İsveç Parlamentosu'ndan iki milletvekili, Donald Trump yönetiminin başlattığı stratejik Bitcoin (BTC) rezervi politikasını örnek göstererek ülkenin para rezervlerinin Bitcoin ile güçlendirilmesi yönünde çağrıda bulundu. Dennis Dioukarev ve Rickard Nordin, kamu fonu harcamadan mevcut para ve altın rezervlerine Bitcoin eklenmesini talep ederken, Avrupa'da kripto para politikası konusunda yaşanan fikir ayrılıkları dikkat çekiyor.
TRUMP MODELİNİ BENİMSEYEN İSVEÇ BİTCOİN REZERVLERİNE YÖNELİYOR
İsveç'te gelişen Bitcoin rezervi tartışması, ABD'de Trump'ın başlattığı stratejik adımla paralel ilerliyor. İsveç Parlamentosu'nun iki üyesi, ulusal finans politikasında Bitcoin'in rolünün yeniden değerlendirilmesi için harekete geçti.
Trump yönetimi, Mart ayında kanun uygulayıcılar tarafından el konulan Bitcoin'lerin stratejik bir rezerve dönüştürülmesi için yürütme emri imzaladı. Bu emir, Amerika'nın mevcut Bitcoin rezervlerinin kapsamlı bir denetimini zorunlu kılıyor. BitcoinTreasuries verilerine göre ABD hükümeti 207.000 BTC ile herhangi bir egemen ulustan daha fazla Bitcoin'e sahip durumda bulunuyor.
Dioukarev, ülkesinin para rezervlerini fiat ve altının yanı sıra Bitcoin ile güçlendirmesini ve bunu kamu fonu harcamadan yapmasını önerdi. Bu öneri, küresel finansal sistemde Bitcoin'in artan önemi düşünüldüğünde dikkat çekiyor.
Rezerv varlık olarak Bitcoin'in kullanımına ilişkin tartışmalar son dönemde Avrupa genelinde tırmanışa geçti. Geçtiğimiz hafta, İsveç Parlamentosu'nun bir diğer üyesi Rickard Nordin da Bakan Svantesson'dan Bitcoin'in ülke finansmanındaki rolünü yeniden değerlendirmesini talep etti.
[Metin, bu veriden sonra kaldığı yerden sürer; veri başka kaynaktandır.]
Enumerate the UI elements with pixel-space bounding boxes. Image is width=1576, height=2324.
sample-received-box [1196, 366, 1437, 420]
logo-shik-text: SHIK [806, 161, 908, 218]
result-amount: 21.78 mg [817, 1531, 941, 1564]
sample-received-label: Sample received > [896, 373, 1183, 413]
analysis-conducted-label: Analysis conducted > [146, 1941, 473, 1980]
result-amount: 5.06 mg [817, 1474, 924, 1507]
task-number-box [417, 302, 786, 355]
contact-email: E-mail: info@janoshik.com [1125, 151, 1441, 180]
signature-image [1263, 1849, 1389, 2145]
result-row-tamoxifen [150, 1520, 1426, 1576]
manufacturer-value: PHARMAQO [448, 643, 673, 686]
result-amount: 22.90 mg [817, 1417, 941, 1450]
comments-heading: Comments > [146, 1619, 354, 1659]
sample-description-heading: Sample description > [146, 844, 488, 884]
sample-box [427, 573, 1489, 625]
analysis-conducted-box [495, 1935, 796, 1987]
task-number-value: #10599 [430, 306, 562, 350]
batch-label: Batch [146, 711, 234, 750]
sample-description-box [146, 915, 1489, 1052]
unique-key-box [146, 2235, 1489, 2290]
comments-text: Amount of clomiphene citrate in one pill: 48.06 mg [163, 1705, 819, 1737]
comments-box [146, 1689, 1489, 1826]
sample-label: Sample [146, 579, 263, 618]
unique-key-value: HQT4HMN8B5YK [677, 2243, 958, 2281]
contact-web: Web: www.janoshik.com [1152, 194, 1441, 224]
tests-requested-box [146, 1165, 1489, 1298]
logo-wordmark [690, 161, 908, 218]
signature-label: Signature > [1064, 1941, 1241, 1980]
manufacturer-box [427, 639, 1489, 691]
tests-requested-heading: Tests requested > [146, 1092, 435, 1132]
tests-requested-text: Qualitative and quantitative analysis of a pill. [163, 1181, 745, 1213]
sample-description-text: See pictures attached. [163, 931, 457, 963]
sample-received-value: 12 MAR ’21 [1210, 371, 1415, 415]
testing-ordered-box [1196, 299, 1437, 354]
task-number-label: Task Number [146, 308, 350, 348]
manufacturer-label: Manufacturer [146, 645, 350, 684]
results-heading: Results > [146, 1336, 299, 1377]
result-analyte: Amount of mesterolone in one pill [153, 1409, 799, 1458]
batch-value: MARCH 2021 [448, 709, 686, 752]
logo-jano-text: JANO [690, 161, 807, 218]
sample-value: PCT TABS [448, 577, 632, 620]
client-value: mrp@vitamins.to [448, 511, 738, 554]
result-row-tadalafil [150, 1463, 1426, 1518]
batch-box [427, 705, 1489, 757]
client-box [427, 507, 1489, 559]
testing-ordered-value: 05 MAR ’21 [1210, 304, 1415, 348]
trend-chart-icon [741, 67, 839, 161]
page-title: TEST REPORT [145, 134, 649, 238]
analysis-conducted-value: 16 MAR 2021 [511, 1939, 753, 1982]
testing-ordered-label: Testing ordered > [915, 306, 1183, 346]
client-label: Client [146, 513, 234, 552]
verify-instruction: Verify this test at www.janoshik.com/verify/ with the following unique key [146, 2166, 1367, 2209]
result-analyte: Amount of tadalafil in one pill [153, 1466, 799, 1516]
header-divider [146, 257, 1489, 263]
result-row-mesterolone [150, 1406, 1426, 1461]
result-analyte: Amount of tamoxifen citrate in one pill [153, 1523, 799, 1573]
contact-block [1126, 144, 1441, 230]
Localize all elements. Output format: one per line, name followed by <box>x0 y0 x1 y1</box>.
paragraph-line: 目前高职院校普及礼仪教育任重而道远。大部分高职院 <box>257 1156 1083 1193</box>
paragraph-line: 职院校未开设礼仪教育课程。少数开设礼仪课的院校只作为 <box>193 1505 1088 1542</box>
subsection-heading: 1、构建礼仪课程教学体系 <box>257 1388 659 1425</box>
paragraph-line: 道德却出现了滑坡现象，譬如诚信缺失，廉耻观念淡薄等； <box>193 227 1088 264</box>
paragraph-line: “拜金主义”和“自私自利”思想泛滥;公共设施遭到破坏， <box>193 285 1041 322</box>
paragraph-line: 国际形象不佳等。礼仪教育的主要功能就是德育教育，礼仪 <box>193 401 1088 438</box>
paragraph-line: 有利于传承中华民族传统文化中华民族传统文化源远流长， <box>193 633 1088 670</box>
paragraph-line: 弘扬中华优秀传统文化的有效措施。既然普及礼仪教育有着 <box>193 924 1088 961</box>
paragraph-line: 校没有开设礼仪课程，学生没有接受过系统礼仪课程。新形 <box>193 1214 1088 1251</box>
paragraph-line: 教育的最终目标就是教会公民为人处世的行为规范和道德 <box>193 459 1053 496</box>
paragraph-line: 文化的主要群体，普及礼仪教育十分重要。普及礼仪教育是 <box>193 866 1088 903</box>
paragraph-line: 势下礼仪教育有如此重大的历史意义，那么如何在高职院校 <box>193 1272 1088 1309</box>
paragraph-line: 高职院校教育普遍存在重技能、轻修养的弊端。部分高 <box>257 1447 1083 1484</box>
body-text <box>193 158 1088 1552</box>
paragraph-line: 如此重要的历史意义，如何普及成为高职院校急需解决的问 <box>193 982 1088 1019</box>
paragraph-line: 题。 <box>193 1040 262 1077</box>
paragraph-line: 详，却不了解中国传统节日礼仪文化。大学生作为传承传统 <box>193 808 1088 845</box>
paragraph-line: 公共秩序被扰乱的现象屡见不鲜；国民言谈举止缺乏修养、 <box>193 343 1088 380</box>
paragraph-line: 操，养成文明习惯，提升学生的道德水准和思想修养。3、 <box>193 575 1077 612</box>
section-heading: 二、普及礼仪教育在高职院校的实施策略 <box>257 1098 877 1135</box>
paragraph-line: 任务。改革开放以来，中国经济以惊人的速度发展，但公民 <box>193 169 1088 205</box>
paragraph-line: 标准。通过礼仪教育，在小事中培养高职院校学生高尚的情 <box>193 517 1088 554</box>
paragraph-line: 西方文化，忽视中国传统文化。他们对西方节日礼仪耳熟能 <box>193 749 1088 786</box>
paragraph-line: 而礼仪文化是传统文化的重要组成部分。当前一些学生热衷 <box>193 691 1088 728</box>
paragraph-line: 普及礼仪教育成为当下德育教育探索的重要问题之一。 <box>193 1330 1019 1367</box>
Benzer şekilde, Çek Ulusal Bankası Başkanı Aleš Michl, ülkesinin döviz rezervlerini 7 milyar dolara kadar Bitcoin yatırımı yaparak çeşitlendirmeyi önerdi.
Ancak Avrupa Birliği içinde Bitcoin konusunda görüş birliği bulunmuyor. Avrupa Merkez Bankası Başkanı Christine Lagarde, blok içindeki herhangi bir merkez bankasının bilançosuna Bitcoin eklemesinin pek olası olmadığını belirtti. Bu durum, Avrupa'nın kripto para politikasındaki fikir ayrılıklarını ortaya koyuyor.
İsveçli parlamenterlerin bu girişimi, küresel ekonomide Bitcoin'in artan önemini ve ülkelerin dijital varlık stratejilerini yeniden değerlendirme ihtiyacını gösteriyor. Önümüzdeki dönemde, diğer Avrupa ülkelerinin de benzer adımlar atıp atmayacağı merak konusu olmaya devam edecek.